Aber Mabo hatte, als eine von nicht allzu vielen, ein gutes Jahr 2020. Immerhin fand sie im Sommer noch etliche Auftrittsmöglichkeiten und nahm - "zwecks künstlerischen Channelings der pandemiebedingten Isolation", wie Molden auf der Website seines und Charlie Baders Labels Bader Molden Recordings, das Mabos Platten herausbringt, schreibt - an einer Kunst-/Performance-Aktion in der Waldviertler Stadt Litschau teil, in deren Rahmen sich Künstlerinnen und Künstler in Glascontainer zurückzogen. Dort schrieb sie den Großteil der Songs. Bei der Realisierung unterstützten neben Molden dessen Sohn Karl am Bass, der Cellist Clemens Sainitzer und am Schlagzeug Thomas Pronai, in dessen Studio in der Cselley Mühle in Oslip die Aufnahmen gefertigt wurden.

Sprunghaftigkeit

Der Auftakt trägt den Titel "Die Leichtigkeit" und ist in Wirklichkeit, jedenfalls im finalen Bereich, ein schweres Geschütz aus stimmlicher Explosion und Gitarrendonner. Richtung Bluesrock tendiert das raue "Glashaus". Aus dem swingenden "Das Gestern von Morgen" wiederum ist nicht nur die stimmliche Wendigkeit der Sängerin, sondern auch die Empfänglichkeit der Moldens für Jazz-Feeling herauszuhören. Einen Schlenker Richtung Kammermusik unternimmt "Der Bär", während in Stücken wie "Der Witz" die Lieder eines Kurt Weill und eine Nähe zum Chanson anklingen.

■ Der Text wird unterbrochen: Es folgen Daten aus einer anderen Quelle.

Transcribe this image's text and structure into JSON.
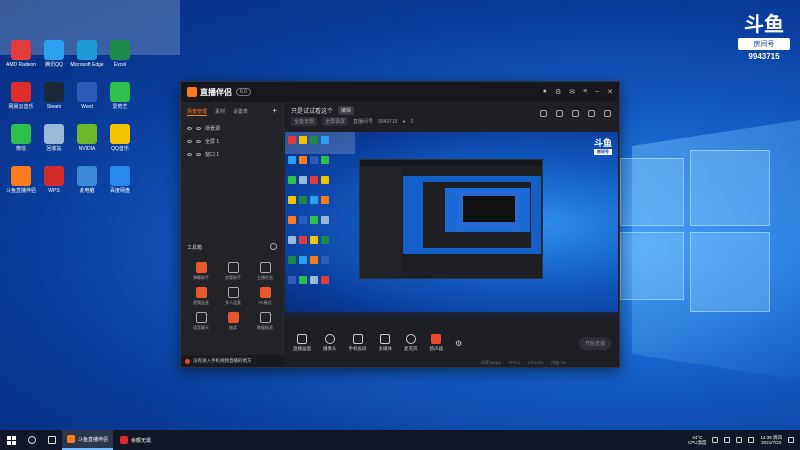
{
  "desktop": {
    "icons": [
      {
        "label": "AMD Radeon",
        "color": "#e23b3b"
      },
      {
        "label": "腾讯QQ",
        "color": "#2aa0f0"
      },
      {
        "label": "Microsoft Edge",
        "color": "#1e9ad6"
      },
      {
        "label": "Excel",
        "color": "#1e8a4a"
      },
      {
        "label": "网易云音乐",
        "color": "#e22b2b"
      },
      {
        "label": "Steam",
        "color": "#1b2838"
      },
      {
        "label": "Word",
        "color": "#2b5cb8"
      },
      {
        "label": "爱奇艺",
        "color": "#2ec04a"
      },
      {
        "label": "微信",
        "color": "#2ec04a"
      },
      {
        "label": "回收站",
        "color": "#9ab8d8"
      },
      {
        "label": "NVIDIA",
        "color": "#6cb82c"
      },
      {
        "label": "QQ音乐",
        "color": "#f5c400"
      },
      {
        "label": "斗鱼直播伴侣",
        "color": "#ff7a1a"
      },
      {
        "label": "WPS",
        "color": "#d22b2b"
      },
      {
        "label": "此电脑",
        "color": "#3a8ad8"
      },
      {
        "label": "百度网盘",
        "color": "#2a8af0"
      }
    ]
  },
  "douyu_logo": {
    "mark": "斗鱼",
    "sub": "房间号",
    "room_number": "9943715"
  },
  "app": {
    "title": "直播伴侣",
    "version": "6.0",
    "tabs": [
      "场景管理",
      "素材",
      "设置表"
    ],
    "scenes": [
      "场景源",
      "全屏 1",
      "窗口 1"
    ],
    "toolbox_label": "工具箱",
    "tools": [
      {
        "label": "弹幕助手",
        "style": "orange"
      },
      {
        "label": "房管助手",
        "style": "outline"
      },
      {
        "label": "主播任务",
        "style": "outline"
      },
      {
        "label": "视频连麦",
        "style": "orange"
      },
      {
        "label": "多人连麦",
        "style": "outline"
      },
      {
        "label": "PK模式",
        "style": "orange"
      },
      {
        "label": "语音聊天",
        "style": "outline"
      },
      {
        "label": "抽奖",
        "style": "orange"
      },
      {
        "label": "数据报表",
        "style": "outline"
      }
    ],
    "tip": "没有进入手机视频直播的地方",
    "stream_title": "只是试试看这个",
    "edit_tag": "编辑",
    "chips": [
      "全能无限",
      "全屏录屏"
    ],
    "room_label": "直播间号",
    "room_number": "9943715",
    "room_count": "0",
    "controls": [
      {
        "label": "直播画面",
        "shape": "square"
      },
      {
        "label": "摄像头",
        "shape": "round"
      },
      {
        "label": "手机投屏",
        "shape": "square"
      },
      {
        "label": "多媒体",
        "shape": "square"
      },
      {
        "label": "麦克风",
        "shape": "round"
      },
      {
        "label": "扬声器",
        "shape": "red"
      }
    ],
    "start_button": "开始直播",
    "status": [
      "码率:0kbps",
      "FPS:0",
      "CPU:6%",
      "内存:7%"
    ]
  },
  "taskbar": {
    "apps": [
      {
        "label": "斗鱼直播伴侣",
        "color": "#ff7a1a",
        "active": true
      },
      {
        "label": "余额无需",
        "color": "#e22b2b",
        "active": false
      }
    ],
    "weather_temp": "44°C",
    "weather_label": "CPU温度",
    "time": "14:39 周四",
    "date": "2021/7/22"
  }
}
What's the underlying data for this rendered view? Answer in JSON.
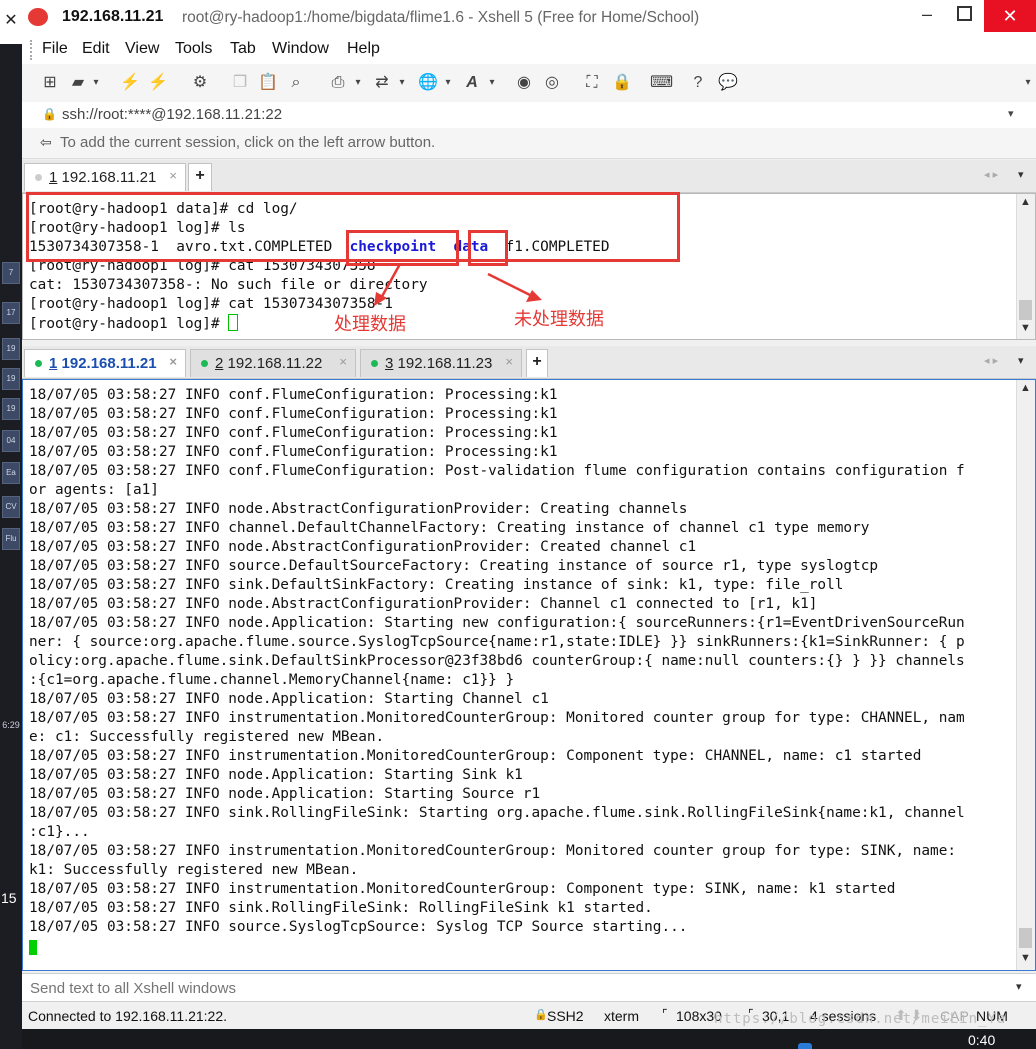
{
  "window": {
    "host": "192.168.11.21",
    "title": "root@ry-hadoop1:/home/bigdata/flime1.6 - Xshell 5 (Free for Home/School)"
  },
  "menu": [
    "File",
    "Edit",
    "View",
    "Tools",
    "Tab",
    "Window",
    "Help"
  ],
  "address": "ssh://root:****@192.168.11.21:22",
  "hint": "To add the current session, click on the left arrow button.",
  "top_tab": {
    "num": "1",
    "host": "192.168.11.21"
  },
  "top_terminal": {
    "lines": [
      "[root@ry-hadoop1 data]# cd log/",
      "[root@ry-hadoop1 log]# ls",
      "1530734307358-1  avro.txt.COMPLETED",
      "[root@ry-hadoop1 log]# cat 1530734307358",
      "cat: 1530734307358-: No such file or directory",
      "[root@ry-hadoop1 log]# cat 1530734307358-1",
      "[root@ry-hadoop1 log]# "
    ],
    "ls_checkpoint": "checkpoint",
    "ls_data": "data",
    "ls_f1": "f1.COMPLETED"
  },
  "annotations": {
    "processed": "处理数据",
    "unprocessed": "未处理数据"
  },
  "bottom_tabs": [
    {
      "num": "1",
      "host": "192.168.11.21"
    },
    {
      "num": "2",
      "host": "192.168.11.22"
    },
    {
      "num": "3",
      "host": "192.168.11.23"
    }
  ],
  "log_lines": [
    "18/07/05 03:58:27 INFO conf.FlumeConfiguration: Processing:k1",
    "18/07/05 03:58:27 INFO conf.FlumeConfiguration: Processing:k1",
    "18/07/05 03:58:27 INFO conf.FlumeConfiguration: Processing:k1",
    "18/07/05 03:58:27 INFO conf.FlumeConfiguration: Processing:k1",
    "18/07/05 03:58:27 INFO conf.FlumeConfiguration: Post-validation flume configuration contains configuration f",
    "or agents: [a1]",
    "18/07/05 03:58:27 INFO node.AbstractConfigurationProvider: Creating channels",
    "18/07/05 03:58:27 INFO channel.DefaultChannelFactory: Creating instance of channel c1 type memory",
    "18/07/05 03:58:27 INFO node.AbstractConfigurationProvider: Created channel c1",
    "18/07/05 03:58:27 INFO source.DefaultSourceFactory: Creating instance of source r1, type syslogtcp",
    "18/07/05 03:58:27 INFO sink.DefaultSinkFactory: Creating instance of sink: k1, type: file_roll",
    "18/07/05 03:58:27 INFO node.AbstractConfigurationProvider: Channel c1 connected to [r1, k1]",
    "18/07/05 03:58:27 INFO node.Application: Starting new configuration:{ sourceRunners:{r1=EventDrivenSourceRun",
    "ner: { source:org.apache.flume.source.SyslogTcpSource{name:r1,state:IDLE} }} sinkRunners:{k1=SinkRunner: { p",
    "olicy:org.apache.flume.sink.DefaultSinkProcessor@23f38bd6 counterGroup:{ name:null counters:{} } }} channels",
    ":{c1=org.apache.flume.channel.MemoryChannel{name: c1}} }",
    "18/07/05 03:58:27 INFO node.Application: Starting Channel c1",
    "18/07/05 03:58:27 INFO instrumentation.MonitoredCounterGroup: Monitored counter group for type: CHANNEL, nam",
    "e: c1: Successfully registered new MBean.",
    "18/07/05 03:58:27 INFO instrumentation.MonitoredCounterGroup: Component type: CHANNEL, name: c1 started",
    "18/07/05 03:58:27 INFO node.Application: Starting Sink k1",
    "18/07/05 03:58:27 INFO node.Application: Starting Source r1",
    "18/07/05 03:58:27 INFO sink.RollingFileSink: Starting org.apache.flume.sink.RollingFileSink{name:k1, channel",
    ":c1}...",
    "18/07/05 03:58:27 INFO instrumentation.MonitoredCounterGroup: Monitored counter group for type: SINK, name:",
    "k1: Successfully registered new MBean.",
    "18/07/05 03:58:27 INFO instrumentation.MonitoredCounterGroup: Component type: SINK, name: k1 started",
    "18/07/05 03:58:27 INFO sink.RollingFileSink: RollingFileSink k1 started.",
    "18/07/05 03:58:27 INFO source.SyslogTcpSource: Syslog TCP Source starting..."
  ],
  "send_placeholder": "Send text to all Xshell windows",
  "status": {
    "connected": "Connected to 192.168.11.21:22.",
    "protocol": "SSH2",
    "term": "xterm",
    "size": "108x30",
    "cursor": "30,1",
    "sessions": "4 sessions",
    "cap": "CAP",
    "num": "NUM"
  },
  "watermark": "https://blog.csdn.net/meiLin_Ya",
  "clock": "0:40",
  "desktop_text": {
    "side_num": "15",
    "side_time": "6:29"
  },
  "colors": {
    "highlight_blue": "#1a1ad6",
    "annotation_red": "#e53935",
    "tab_dot_green": "#1db954",
    "cursor_green": "#00d000"
  }
}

Solche Sprunghaftigkeit setzt sich in den Inhalten fort. Dabei erzählt Mabo eigentlich schlüssige Geschichten, meist über zwischenmenschliche Beziehungen zwischen Liebe, Freundschaft und oberflächlicher Bekanntschaft. Die Sprachbilder aber, die sie dafür findet - ein Geburtstag als Code für ein Fahrradschloss, die Straße, die vor einem liegt "wie ein toter grauer Bär" -, schüren eine gewisse Unruhe, der ein berückend agitierendes Moment innewohnt: Da ist, scheint sie zu sagen, keine Zeit zum Jammern, es gibt ja so viel zu tun und zu entdecken. Man muss Anna Mabo einfach mögen, haben wir das schon gesagt?

Katzenjammer

Tanzaffin: Siamese Elephants. - © Jonathan Panhofer
Tanzaffin: Siamese Elephants. - © Jonathan Panhofer

Ein ziemlich großes Ding hat sich das Wiener Quartett Siamese Elephants vorgenommen. Nicht weniger nämlich als eine Befindlichkeitsstudie der Jugend auf eine LP zu pressen: ihre Prägung durch soziale Medien, den damit einhergehenden Zwang zur Selbstinszenierung, den ihr auferlegten sozialen Anpassungsdruck. "What Happened At The Social Club?" (Seayou Records) heißt das Werk und dreht sich um einen Abend im titelgebenden Social Club, der im "Heartbreak Hotel" endet. Das Ganze ist bei weitem nicht so prätentiös erzählt, wie man befürchten könnte, sondern geht eigentlich recht locker von der Hand und ist über einen lässigen, tanzaffinen Rock-Groove souverän in Szene gesetzt. In den herrlich melancholischen Balladen "Nightbus" und "Kids On TV" sammelt sich dann der Katzenjammer nach der Sause.

Ideenreich: Don’t Go. - © Hanna Fasching
Ideenreich: Don’t Go. - © Hanna Fasching

Don’t Go sind das kroatisch-steirische, heute in Wien lebende Ehepaar Nina Jukić und Alexander Forstner, das ungefähr alle zwei Ecken mit unerwarteten Wendungen aufzuwarten weiß. Ihr von Sophie Lindinger (My Ugly Clementine, Leyya) produziertes Debüt "Jasmine" (ebenfalls Seayou Records) spielt daher ziemlich alle Stückerln an Ideen- und Detailreichtum: eine artistische Jazz-Einlage hier, Elektropop da, scheppernde Perkussion dort und darüber Jukićs melancholischer Gesang, der an eine Tracey Thorn mit leichtem Akzent denken lässt. Ein Titel auf Kroatisch, "Poput Svile", zählt übrigens, zart von einem Piano begleitet, zu den besonders eindrucksvollen Songs des Albums.